Confira abaixo a entrevista completa da Agência TradeMap com Salto, concedida nesta sexta-feira (10).
Nos últimos dias, tem se levantado a possibilidade de o Banco Central de fato ceder na revisão de metas para inflação dos próximos anos. Esse seria um problema em si?
A lei da independência do Banco Central coroa um processo que vem desde 1999, quando foi instituído o regime de metas de inflação, que garante autonomia operacional para o Banco Central.
O regime é antigo e sempre foi respeitado, com raros momentos de exceção, como no governo Dilma, quando houve uma tentativa frustrada de obrigar uma redução de juros e depois tiveram que correr atrás do prejuízo. Dado isso, não há, em tese, nenhum problema em rediscutir as metas estipuladas pelo CMN [Conselho Monetário Nacional, formado pelos ministros da Fazenda, Planejamento e presidente do Banco Central].
Mas o contexto é incerto. Foi anunciado um pacote fiscal que deve ter um impacto positivo, a ata da última reunião do Copom [Comitê de Política Monetária do BC] até reconhece isso. E as declarações do Rogério Ceron [secretário do Tesouro Nacional, que defendeu a fixação de uma regra de controle de gastos] foram positivas.
Se mostrou uma disposição. Dado isso, mudar a meta quando você tem ataques ao Banco Central e uma incerteza sobre o que vai acontecer com a economia, isso pode levar a inflação a desancorar.
Tudo vai depender do que for feito, o presidente do BC vem dando boas declarações. Em caso de mudança da meta, é preciso ter todo um cuidado para se reforçar a autonomia do Banco Central, o funcionamento normal da instituição.
O argumento do governo é que Campos Neto demonstra uma proximidade excessiva com o governo Bolsonaro.
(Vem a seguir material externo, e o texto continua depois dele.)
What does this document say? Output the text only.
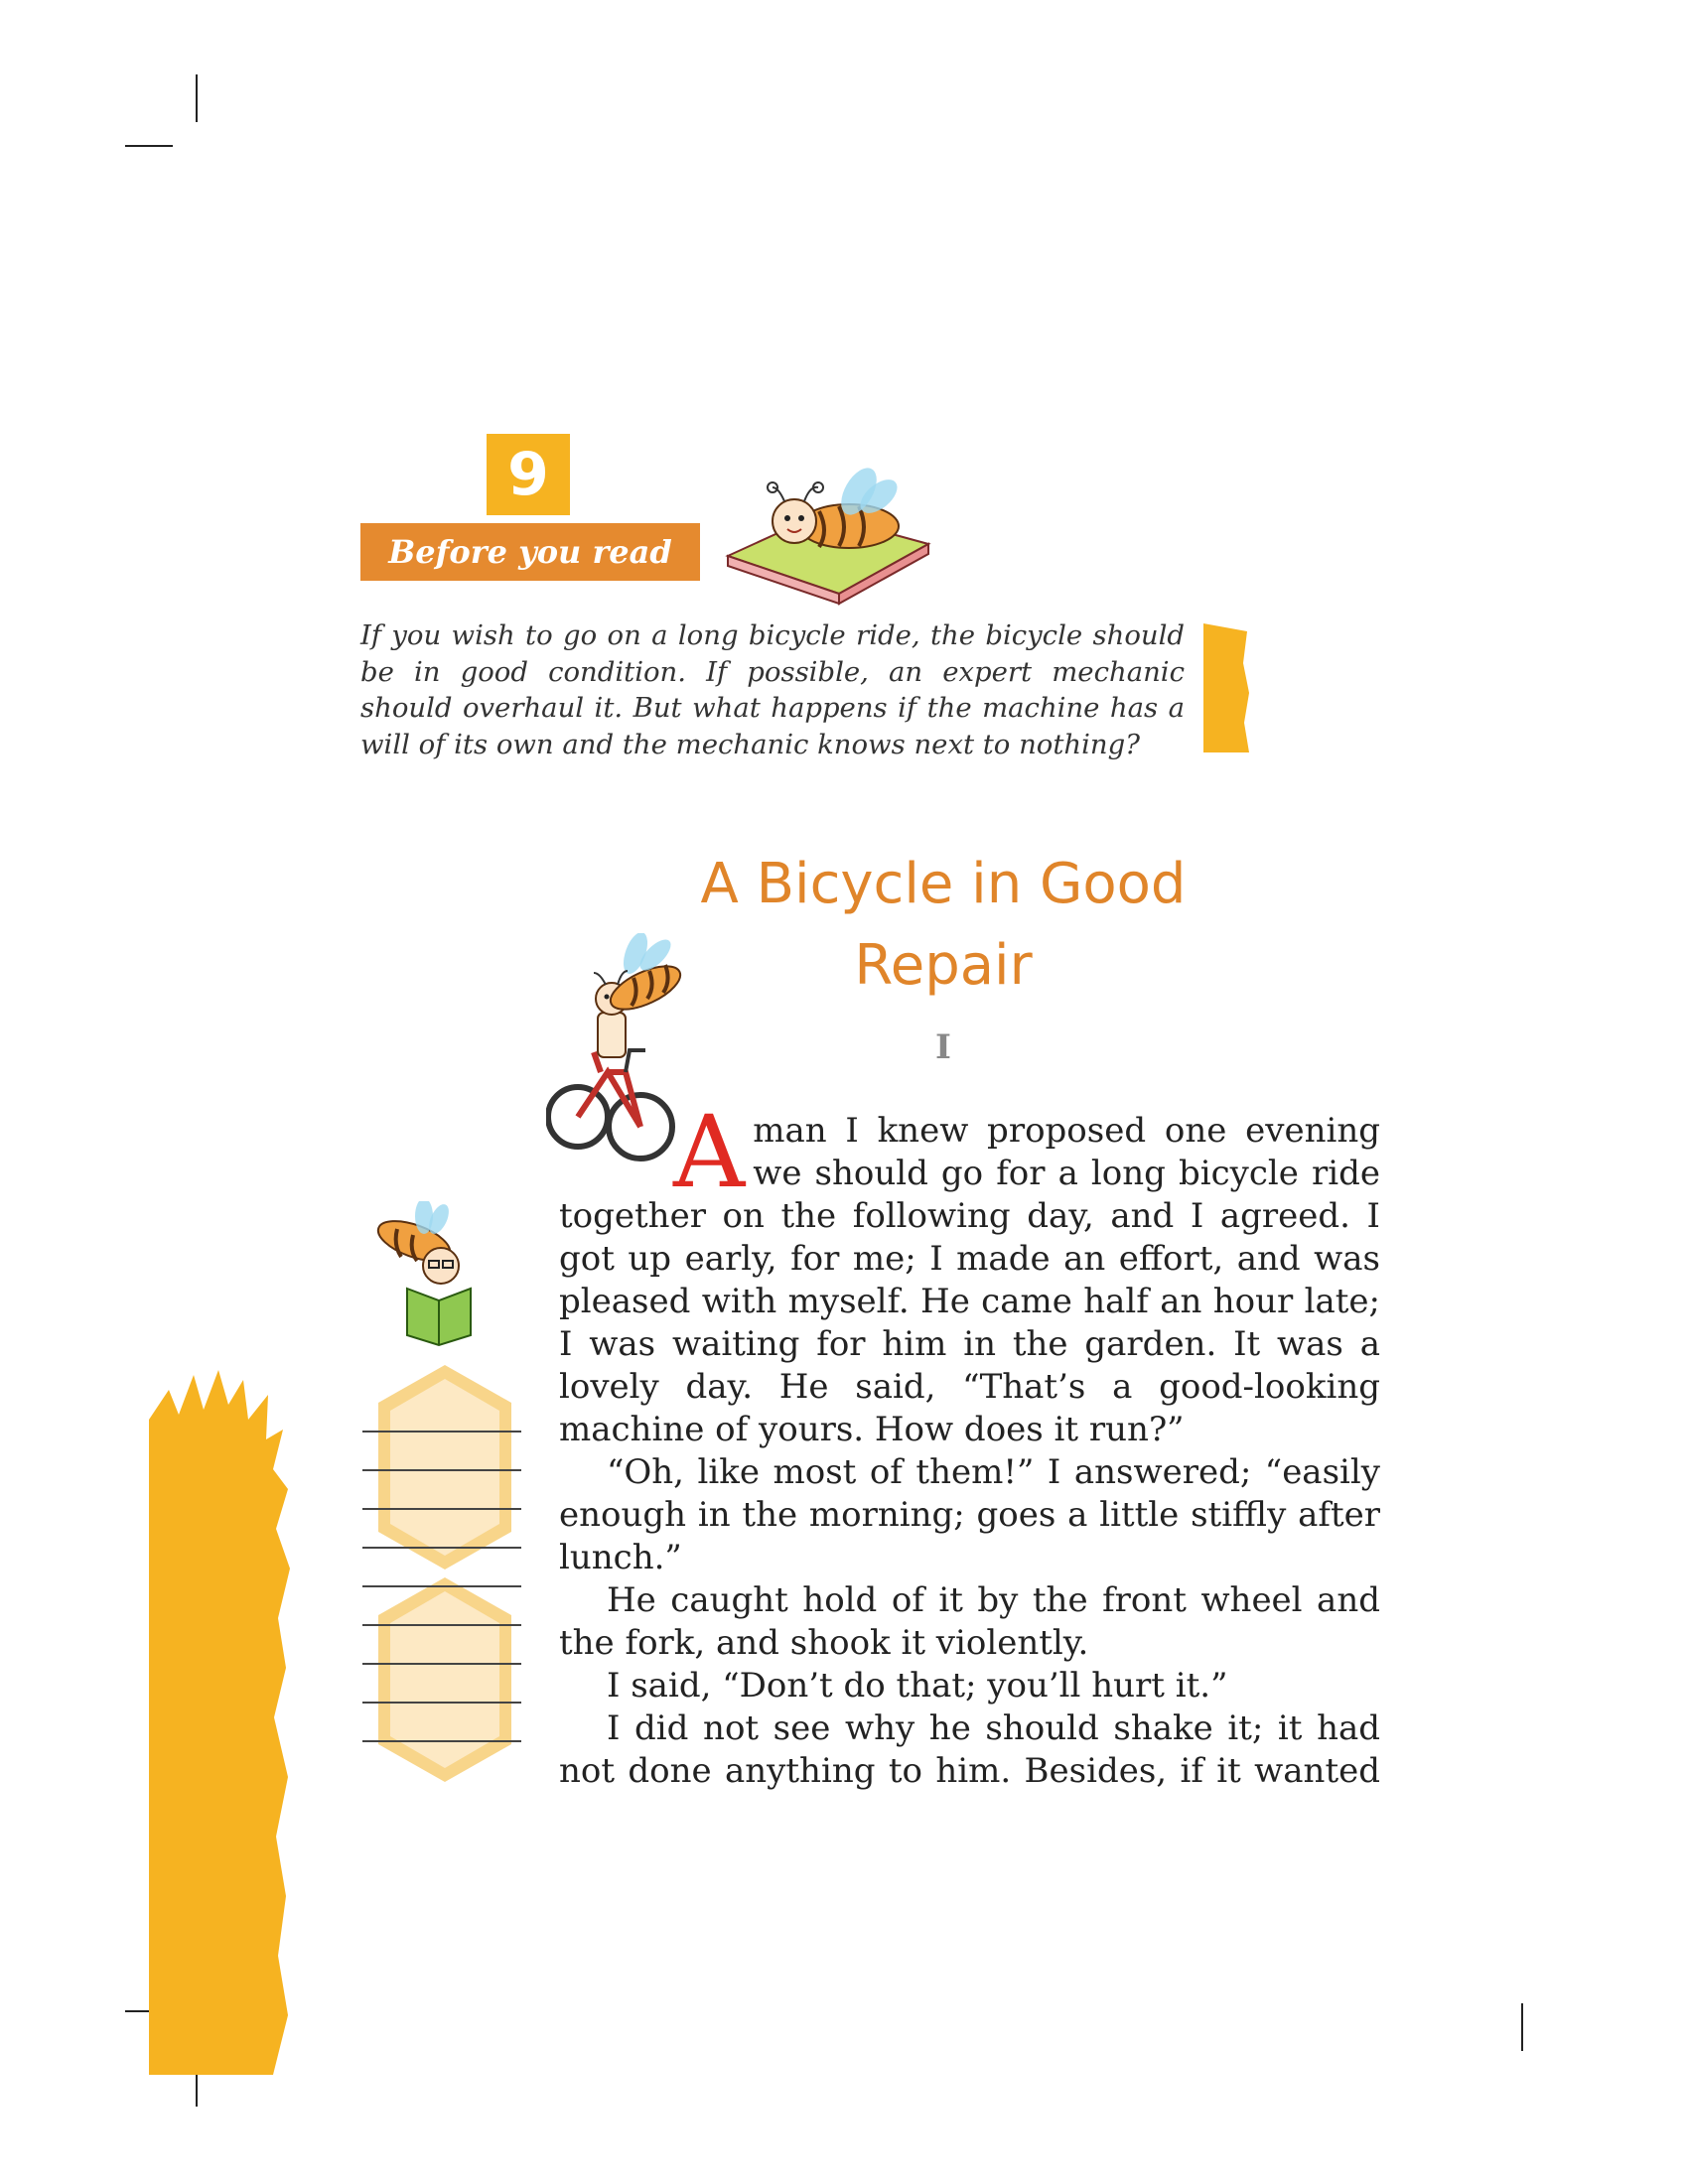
9
Before you read
If you wish to go on a long bicycle ride, the bicycle should be in good condition. If possible, an expert mechanic should overhaul it. But what happens if the machine has a will of its own and the mechanic knows next to nothing?
A Bicycle in Good
Repair
I

Aman I knew proposed one evening we should go for a long bicycle ride together on the following day, and I agreed. I got up early, for me; I made an effort, and was pleased with myself. He came half an hour late; I was waiting for him in the garden. It was a lovely day. He said, “That’s a good-looking machine of yours. How does it run?”

“Oh, like most of them!” I answered; “easily enough in the morning; goes a little stiffly after lunch.”

He caught hold of it by the front wheel and the fork, and shook it violently.

I said, “Don’t do that; you’ll hurt it.”

I did not see why he should shake it; it had not done anything to him. Besides, if it wanted
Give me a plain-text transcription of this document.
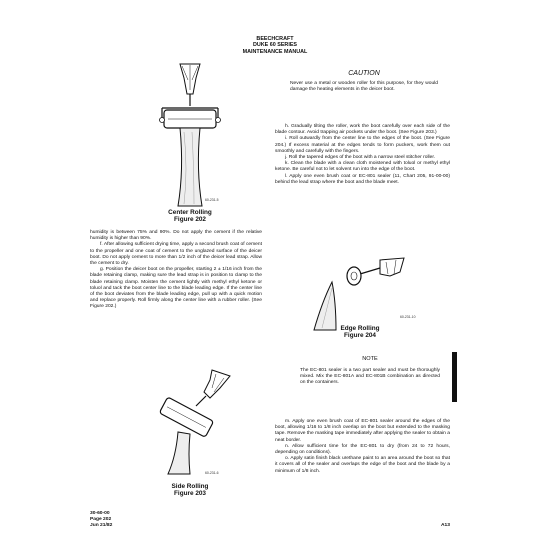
BEECHCRAFT
DUKE 60 SERIES
MAINTENANCE MANUAL
60-231-5
Center Rolling
Figure 202

humidity is between 75% and 90%. Do not apply the cement if the relative humidity is higher than 90%.

f. After allowing sufficient drying time, apply a second brush coat of cement to the propeller and one coat of cement to the unglazed surface of the deicer boot. Do not apply cement to more than 1/2 inch of the deicer lead strap. Allow the cement to dry.

g. Position the deicer boot on the propeller, starting 2 ± 1/16 inch from the blade retaining clamp, making sure the lead strap is in position to clamp to the blade retaining clamp. Moisten the cement lightly with methyl ethyl ketone or toluol and tack the boot center line to the blade leading edge. If the center line of the boot deviates from the blade leading edge, pull up with a quick motion and replace properly. Roll firmly along the center line with a rubber roller. (See Figure 202.)

60-231-6
Side Rolling
Figure 203
CAUTION
Never use a metal or wooden roller for this purpose, for they would damage the heating elements in the deicer boot.

h. Gradually tilting the roller, work the boot carefully over each side of the blade contour. Avoid trapping air pockets under the boot. (See Figure 203.)

i. Roll outwardly from the center line to the edges of the boot. (See Figure 204.) If excess material at the edges tends to form puckers, work them out smoothly and carefully with the fingers.

j. Roll the tapered edges of the boot with a narrow steel stitcher roller.

k. Clean the blade with a clean cloth moistened with toluol or methyl ethyl ketone. Be careful not to let solvent run into the edge of the boot.

l. Apply one even brush coat or EC-801 sealer (11, Chart 205, 91-00-00) behind the lead strap where the boot and the blade meet.

60-231-10
Edge Rolling
Figure 204
NOTE
The EC-801 sealer is a two part sealer and must be thoroughly mixed. Mix the EC-801A and EC-801B combination as directed on the containers.

m. Apply one even brush coat of EC-801 sealer around the edges of the boot, allowing 1/16 to 1/8 inch overlap on the boot but extended to the masking tape. Remove the masking tape immediately after applying the sealer to obtain a neat border.

n. Allow sufficient time for the EC-801 to dry (from 24 to 72 hours, depending on conditions).

o. Apply satin finish black urethane paint to an area around the boot so that it covers all of the sealer and overlaps the edge of the boot and the blade by a minimum of 1/8 inch.

30-60-00
Page 202
Jun 21/82	A13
Ou seja, o presidente do BC não seria independente de preferências políticas. Mesmo assim, esses ataques se justificam?
Acho que o presidente Lula carregou nas tintas, até porque o presidente do Banco Central vem fazendo um bom trabalho. A autonomia do Banco Central foi aprovada e vem sendo cumprida. Se há ou não condições de redução dos juros, é o BC que decide.
O secretário do Tesouro deu um bom posicionamento público, de defender a entrega de um arcabouço fiscal que traga uma trajetória de queda de gastos.
É importante lembrar que a dívida pública só caiu nos últimos anos por causa da inflação. E a gente sabe que a inflação ajuda no curto prazo, mas depois cobra o preço. A alta de juros, no ano passado, acabou levando a um custo mais alto da dívida pública.
Pode começar a haver condições para a queda da Selic se as questões fiscais forem superadas. Mas os ataques [de Lula a Campos Neto] prejudicam esse movimento, turvam o mercado.
O presidente tem direito de falar o que ele quiser, mas quando fala, produz turbulência. O papel dos ministros, inclusive de Padilha [Alexandre Padilha, ministro de Relações Institucionais], vem sendo filtrar um pouco, mostrar quais diretrizes serão adotadas.
Qual a projeção de vocês para a Selic e para a dívida pública?
Acreditamos que há espaço para a redução de juros – mas isso condicionado à responsabilidade fiscal – para 11% no final do ano.
Já a dívida pública deve fechar entre três a quatro pontos a mais do que no ano passado [em 2022, a relação dívida/ PIB encerrou o ano em 73,5%, segundo o BC]. A dívida cresce porque os juros reais aumentaram para segurar a inflação, que está bastante alta. Mas os juros altos dificultam a sustentabilidade da dívida.
Mas é impossível fazer um resultado primário superavitário, que seria necessário.
Em um cenário em que o pacote fiscal se viabilize, o déficit poderia ser de em torno de 1,2% [contra os mais de 2% previstos].
Mas há um balanço de riscos que é preocupante, com despesas muito elevadas. O governo anunciou R$ 50 bilhões de redução de gastos, com R$ 25 bilhões de contingenciamento e outros R$ 25 bilhões de revisão de contratos. Mas é difícil saber se revisão de contratos rende muito ou pouco.
Do pacote fiscal anunciado pelo ministro da Fazenda, Fernando Haddad, quanto de receita a mais pode entrar neste ano?
Calculamos que, dos R$ 206,3 bilhões anunciados, é possível que R$ 64 bilhões entrem neste ano. Além disso, calculamos que a arrecadação está subestimada em R$ 55 bilhões, ainda mais do que os R$ 36 bilhões anunciados pelo governo.
Ou seja, a arrecadação de 2023 foi subestimada na LOA [Lei Orçamentária Anual] em R$ 55,8 bilhões. Não é um cenário rosa, mas com certeza o rombo é menor do que o previsto na LOA. No melhor cenário, o déficit primário poderá ser de R$ 122 bilhões.